Nothing more was said. One by one the crowd assented with a nod and, one-by-one, began to form a line to the river. A group of boys ran off to fetch buckets.
“Fill up the tank on the water wagon!” Thomas cried over his shoulder as he ran back toward the noisy cluster of men pushing Kelly’s buckboard. “Then take it to the end of the block and soak the walls of the Andrew’s house. If we can save that, we might be able to save the rest!”
The Chama News
Friday, July 11th, 1925
Grand Men of the Rio Grande Save Chama!
by
E. E. Wright
‘Our city was recently visited by a fire, which burned a block of business buildings, a room
ing house, and some other structures. We were lucky that the wind was not blowing, for the whole town was in danger of burning. The loss is estimated at $200,000, and only partly covered by insurance. The Rio Grande men are to be commended for their quick-thinking that resulted in creation of a fire break which, say witnesses, saved the town.
‘Witness Robert Alire is quoted as saying: “It was one _ell of an explosion! Blew the whole wall of the Mercantile to smithereens so there wasn’t nothing left for the fire to burn! Went out like somebody stomped on it.”

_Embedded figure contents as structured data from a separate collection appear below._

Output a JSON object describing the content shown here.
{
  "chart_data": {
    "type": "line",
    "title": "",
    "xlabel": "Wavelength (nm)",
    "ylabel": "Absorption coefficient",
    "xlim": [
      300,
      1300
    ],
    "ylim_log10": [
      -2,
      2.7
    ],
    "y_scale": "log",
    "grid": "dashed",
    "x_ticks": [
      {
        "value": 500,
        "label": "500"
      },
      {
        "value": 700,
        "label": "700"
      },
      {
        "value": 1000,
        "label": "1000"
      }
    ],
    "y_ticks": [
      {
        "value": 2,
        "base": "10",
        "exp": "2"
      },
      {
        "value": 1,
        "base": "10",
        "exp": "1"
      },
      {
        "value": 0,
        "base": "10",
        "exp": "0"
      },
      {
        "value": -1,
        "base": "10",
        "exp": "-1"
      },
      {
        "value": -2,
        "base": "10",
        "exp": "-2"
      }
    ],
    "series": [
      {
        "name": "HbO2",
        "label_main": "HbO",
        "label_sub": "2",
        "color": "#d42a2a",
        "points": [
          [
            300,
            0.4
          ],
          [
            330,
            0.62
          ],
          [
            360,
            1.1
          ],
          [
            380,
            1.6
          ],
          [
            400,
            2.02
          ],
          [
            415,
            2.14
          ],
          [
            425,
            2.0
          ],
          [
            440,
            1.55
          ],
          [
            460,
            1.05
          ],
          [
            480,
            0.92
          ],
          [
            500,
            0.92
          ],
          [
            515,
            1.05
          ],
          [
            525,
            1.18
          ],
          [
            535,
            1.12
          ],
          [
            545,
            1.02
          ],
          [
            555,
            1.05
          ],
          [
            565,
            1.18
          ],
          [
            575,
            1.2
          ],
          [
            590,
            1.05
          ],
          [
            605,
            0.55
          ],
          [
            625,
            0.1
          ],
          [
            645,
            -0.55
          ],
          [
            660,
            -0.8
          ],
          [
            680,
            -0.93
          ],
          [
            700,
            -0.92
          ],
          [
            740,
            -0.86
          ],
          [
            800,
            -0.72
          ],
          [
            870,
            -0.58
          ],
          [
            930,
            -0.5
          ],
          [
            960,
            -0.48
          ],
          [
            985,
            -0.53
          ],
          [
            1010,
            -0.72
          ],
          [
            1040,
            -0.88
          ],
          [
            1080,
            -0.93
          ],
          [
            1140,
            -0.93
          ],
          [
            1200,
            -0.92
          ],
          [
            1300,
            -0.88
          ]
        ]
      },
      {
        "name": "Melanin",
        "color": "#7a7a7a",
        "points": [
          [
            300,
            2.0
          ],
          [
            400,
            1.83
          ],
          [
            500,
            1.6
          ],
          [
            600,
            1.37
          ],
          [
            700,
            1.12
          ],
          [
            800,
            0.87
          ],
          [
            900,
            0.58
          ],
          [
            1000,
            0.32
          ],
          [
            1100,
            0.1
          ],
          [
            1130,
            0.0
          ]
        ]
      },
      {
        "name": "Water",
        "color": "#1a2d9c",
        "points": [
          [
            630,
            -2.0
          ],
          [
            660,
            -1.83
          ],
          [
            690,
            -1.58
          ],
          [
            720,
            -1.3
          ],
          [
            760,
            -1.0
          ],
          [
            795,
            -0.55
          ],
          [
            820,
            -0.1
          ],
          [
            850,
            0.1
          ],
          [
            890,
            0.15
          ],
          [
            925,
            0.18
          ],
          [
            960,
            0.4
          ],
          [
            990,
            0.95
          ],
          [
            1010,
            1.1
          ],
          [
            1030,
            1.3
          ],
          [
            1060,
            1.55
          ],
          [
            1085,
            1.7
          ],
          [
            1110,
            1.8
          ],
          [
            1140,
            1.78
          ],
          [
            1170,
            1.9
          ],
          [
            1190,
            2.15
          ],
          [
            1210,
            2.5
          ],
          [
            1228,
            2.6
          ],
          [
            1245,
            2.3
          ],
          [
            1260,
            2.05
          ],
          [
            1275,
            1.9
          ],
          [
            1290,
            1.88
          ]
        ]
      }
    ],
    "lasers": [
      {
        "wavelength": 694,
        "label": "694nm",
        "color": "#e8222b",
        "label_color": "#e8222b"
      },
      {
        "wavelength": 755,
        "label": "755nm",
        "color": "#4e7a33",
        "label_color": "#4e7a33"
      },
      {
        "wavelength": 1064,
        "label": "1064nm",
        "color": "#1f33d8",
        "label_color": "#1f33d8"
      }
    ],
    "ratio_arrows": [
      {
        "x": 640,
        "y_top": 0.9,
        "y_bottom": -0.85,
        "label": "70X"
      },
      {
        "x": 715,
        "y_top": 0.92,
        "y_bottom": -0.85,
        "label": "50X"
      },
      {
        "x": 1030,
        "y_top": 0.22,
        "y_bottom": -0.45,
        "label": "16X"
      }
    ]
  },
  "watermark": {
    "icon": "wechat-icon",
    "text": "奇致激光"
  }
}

‘Witnesses were not able to identify what substance was used to cause the explosion.
‘Notice must also be made of the indefatigable and forward-thinking citizens who formed a bucket brigade all the way from the river and were able to saturate the exterior walls of Manby and Carlita Andrew’s house at the corner of 4th and Terrace. This reporter can testify first-hand that when the hose from the pump wagon was turned on the house, the walls steamed like mother’s teapot, and you could hear the paint contract fifty feet away.
‘The cause of the fire is unknown, but some women in town have suggested it was due to alcohol. This reporter thinks that unlikely, since Prohibition is in effect, a worthy law which locals are scrupulous to observe.’
Chapter Twenty
Lehigh Canal
Near Mauch Chunk, Pennsylvania
Thursday, October 20th, 1879
“Them boots’ve yers worn through yet?” Sadie asked.
“Not yet.”
“Damn.”
“Mind your tongue.”
“How far is west, anyways? We been walkin’ since ‘alfway to Creation.”
She had a point. America was proving to be a very big country, and the soles of his boots had evidently been made with a long trek in mind. Not that they were getting much wear on the soft brown grass along the towpath.
Unlike the canals he’d seen in Ireland, many of which were entirely man-made and arrow-straight, this canal – which the locals called the Lehigh – had been laid along the course of a river, and meandered maddeningly. Though boatmen they encountered assured them the canal “tends westerly,” Thomas reserved doubt as, hour-after-hour, for the last two days, the sun had remained obstinately to their left. By his reckoning, they’d put nearly fifty mostly north-bound miles between themselves and Phillipsburg. The decision to follow the canal – rather than the faster gravel road or train their pursuers might have expected them to take – had, at least as regards being captured, been a good one. But Thomas hadn’t the confidence yet to accost the bargemen for a lift, either as paying passengers or workers. If they were recognized by some passer-by, they would be trapped.